6 The Right to Obtain a Paper Copy of this Notice. Upon request, we will provide a paper copy of this notice.

7. Right
to Opt Out of Health Information Exchange
. We may participate in health
information exchanges to facilitate the secure exchange of your electronic
health information between and among several healthcare providers or other
healthcare entities for your treatment, payment, or other healthcare operations
purposes. This means we may share information we obtain or create about you
with outside entities (such as hospitals, doctors offices, pharmacies, labs,
and imaging centers) or we may receive information they create or obtain about
you (such as medication history, medical history, lab results, and imaging
studies) so each of us can provide better treatment and coordination of your
healthcare services. Exchange of health
information can provide faster access, better coordination of care and assist
healthcare providers and public health officials in making more informed
treatment decisions. You may “opt-out” of participation in health information
exchanges which Calvert Internal Medicine Group participates in. Even if you “opt-out,” a certain amount of
your information will be retained by the exchange, and your ordering or
referring physicians may access diagnostic information about you, such as reports
of imaging and lab results. You may
“opt-out” and prevent searching of your health information by
non-ordering/non-referring healthcare providers through health information
exchanges which Calvert Internal Medicine Group participates in. Although we believe that sharing health
information among providers of care leads to better healthcare, we want you to
be comfortable with how we share your information. Therefore, if you wish to
“opt-out” of participation in health information exchanges as described, please
sign our “opt-out” form located at any registration desk.

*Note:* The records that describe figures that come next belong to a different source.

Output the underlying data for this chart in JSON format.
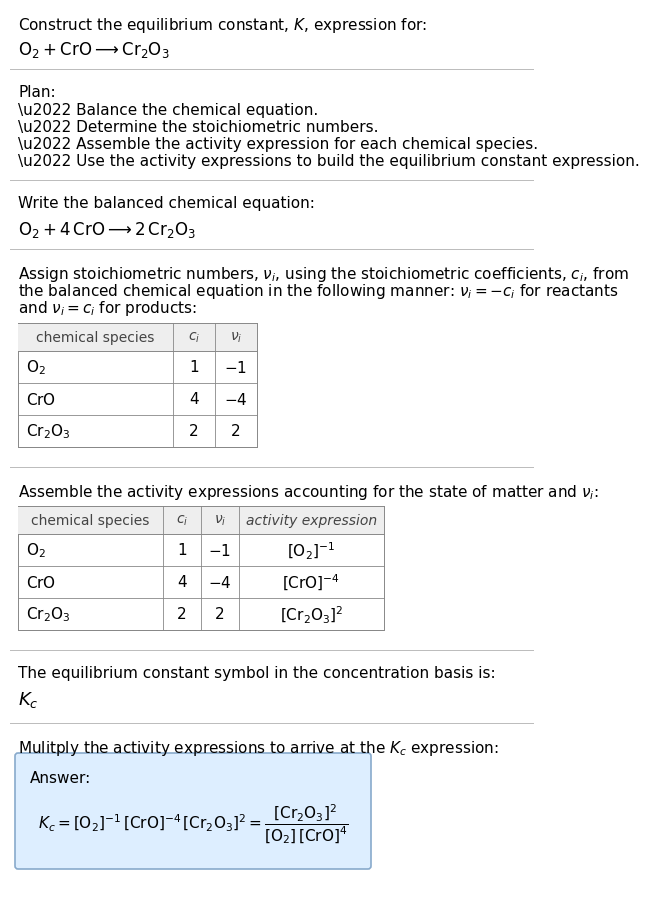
{
  "bg_color": "#ffffff",
  "text_color": "#000000",
  "answer_bg_color": "#ddeeff",
  "answer_border_color": "#88aacc",
  "sections": {
    "title_line1": "Construct the equilibrium constant, $K$, expression for:",
    "title_line2": "$\\mathrm{O_2 + CrO} \\longrightarrow \\mathrm{Cr_2O_3}$",
    "plan_header": "Plan:",
    "plan_bullets": [
      "\\u2022 Balance the chemical equation.",
      "\\u2022 Determine the stoichiometric numbers.",
      "\\u2022 Assemble the activity expression for each chemical species.",
      "\\u2022 Use the activity expressions to build the equilibrium constant expression."
    ],
    "balanced_header": "Write the balanced chemical equation:",
    "balanced_eq": "$\\mathrm{O_2 + 4\\,CrO} \\longrightarrow \\mathrm{2\\,Cr_2O_3}$",
    "stoich_lines": [
      "Assign stoichiometric numbers, $\\nu_i$, using the stoichiometric coefficients, $c_i$, from",
      "the balanced chemical equation in the following manner: $\\nu_i = -c_i$ for reactants",
      "and $\\nu_i = c_i$ for products:"
    ],
    "table1_header": [
      "chemical species",
      "$c_i$",
      "$\\nu_i$"
    ],
    "table1_rows": [
      [
        "$\\mathrm{O_2}$",
        "1",
        "$-1$"
      ],
      [
        "$\\mathrm{CrO}$",
        "4",
        "$-4$"
      ],
      [
        "$\\mathrm{Cr_2O_3}$",
        "2",
        "2"
      ]
    ],
    "activity_header": "Assemble the activity expressions accounting for the state of matter and $\\nu_i$:",
    "table2_header": [
      "chemical species",
      "$c_i$",
      "$\\nu_i$",
      "activity expression"
    ],
    "table2_rows": [
      [
        "$\\mathrm{O_2}$",
        "1",
        "$-1$",
        "$[\\mathrm{O_2}]^{-1}$"
      ],
      [
        "$\\mathrm{CrO}$",
        "4",
        "$-4$",
        "$[\\mathrm{CrO}]^{-4}$"
      ],
      [
        "$\\mathrm{Cr_2O_3}$",
        "2",
        "2",
        "$[\\mathrm{Cr_2O_3}]^{2}$"
      ]
    ],
    "kc_header": "The equilibrium constant symbol in the concentration basis is:",
    "kc_symbol": "$K_c$",
    "multiply_header": "Mulitply the activity expressions to arrive at the $K_c$ expression:",
    "answer_label": "Answer:",
    "answer_eq_line1": "$K_c = [\\mathrm{O_2}]^{-1}\\,[\\mathrm{CrO}]^{-4}\\,[\\mathrm{Cr_2O_3}]^{2} = \\dfrac{[\\mathrm{Cr_2O_3}]^{2}}{[\\mathrm{O_2}]\\,[\\mathrm{CrO}]^{4}}$"
  },
  "font_size": 11
}
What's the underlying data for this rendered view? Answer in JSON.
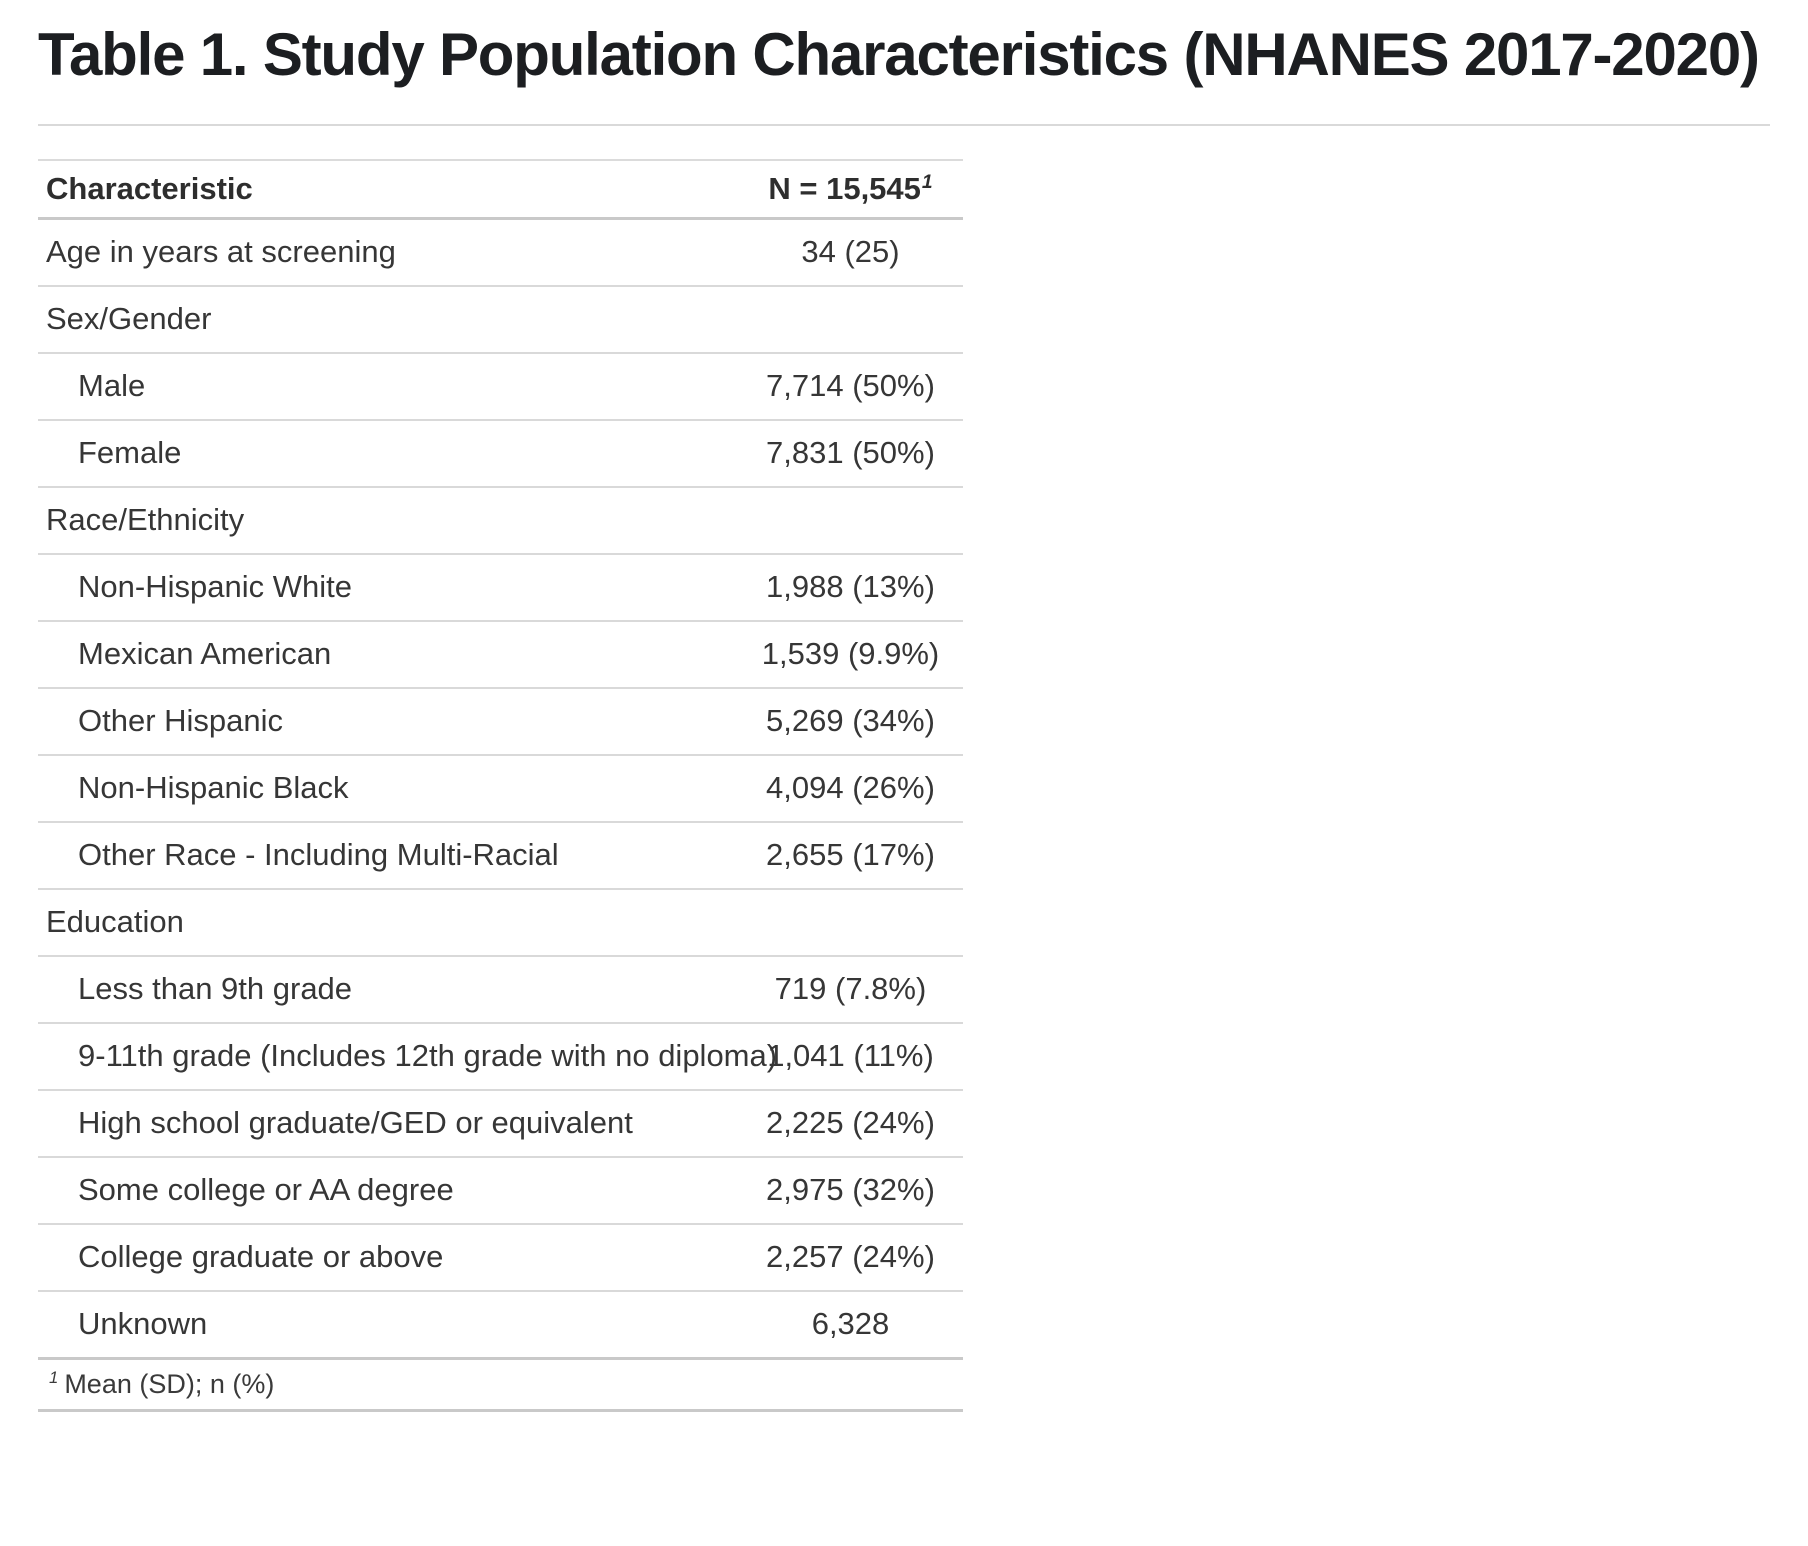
{
  "title": "Table 1. Study Population Characteristics (NHANES 2017-2020)",
  "table": {
    "header": {
      "characteristic_label": "Characteristic",
      "n_label": "N = 15,545",
      "n_footnote_mark": "1"
    },
    "rows": [
      {
        "label": "Age in years at screening",
        "value": "34 (25)",
        "indent": false
      },
      {
        "label": "Sex/Gender",
        "value": "",
        "indent": false
      },
      {
        "label": "Male",
        "value": "7,714 (50%)",
        "indent": true
      },
      {
        "label": "Female",
        "value": "7,831 (50%)",
        "indent": true
      },
      {
        "label": "Race/Ethnicity",
        "value": "",
        "indent": false
      },
      {
        "label": "Non-Hispanic White",
        "value": "1,988 (13%)",
        "indent": true
      },
      {
        "label": "Mexican American",
        "value": "1,539 (9.9%)",
        "indent": true
      },
      {
        "label": "Other Hispanic",
        "value": "5,269 (34%)",
        "indent": true
      },
      {
        "label": "Non-Hispanic Black",
        "value": "4,094 (26%)",
        "indent": true
      },
      {
        "label": "Other Race - Including Multi-Racial",
        "value": "2,655 (17%)",
        "indent": true
      },
      {
        "label": "Education",
        "value": "",
        "indent": false
      },
      {
        "label": "Less than 9th grade",
        "value": "719 (7.8%)",
        "indent": true
      },
      {
        "label": "9-11th grade (Includes 12th grade with no diploma)",
        "value": "1,041 (11%)",
        "indent": true
      },
      {
        "label": "High school graduate/GED or equivalent",
        "value": "2,225 (24%)",
        "indent": true
      },
      {
        "label": "Some college or AA degree",
        "value": "2,975 (32%)",
        "indent": true
      },
      {
        "label": "College graduate or above",
        "value": "2,257 (24%)",
        "indent": true
      },
      {
        "label": "Unknown",
        "value": "6,328",
        "indent": true
      }
    ],
    "footnote": {
      "mark": "1",
      "text": "Mean (SD); n (%)"
    }
  },
  "colors": {
    "title_text": "#1c1e21",
    "body_text": "#363636",
    "row_divider": "#d9d9d9",
    "section_divider": "#c9c9c9",
    "background": "#ffffff"
  }
}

Your Rights Regarding Your Protected Health
Information

We are required by law to maintain the privacy of your health
information and to provide you with this Privacy Notice of our legal duties and
privacy practices with respect to protected health information. We are required
to abide by the terms of the Notice currently in effect. We reserve the right
to change the terms of this Notice and to make any new provisions effective for
all protected health information that we maintain. If we change the Notice, we
will provide a copy of the revised notice through in-person contact.

Your Rights Regarding Your Protected Health
Information

You have the right to express complaints to us and to the Secretary
of the Department of Health and Human Services if you believe that your privacy
rights have been violated. If you wish to complain to us, please do so in
writing, and direct your complaint to the Compliance Officer.

You will
not be penalized for filing a complaint
.

Contact Information

For further information about this Notice,
please contact:

Calvert Internal Medicine Group, P.A.

Attn: Compliance Officer

110 Hospital Road #310

Prince Frederick, MD 20678

If you have privacy issues, or if you believe
that your privacy rights have been violated, please contact:

Calvert Internal Medicine Group, P.A.

Attn: Compliance Officer

110 Hospital Road #310

Prince Frederick, MD 20678

Effective Date: This Notice is effective September 28, 2010.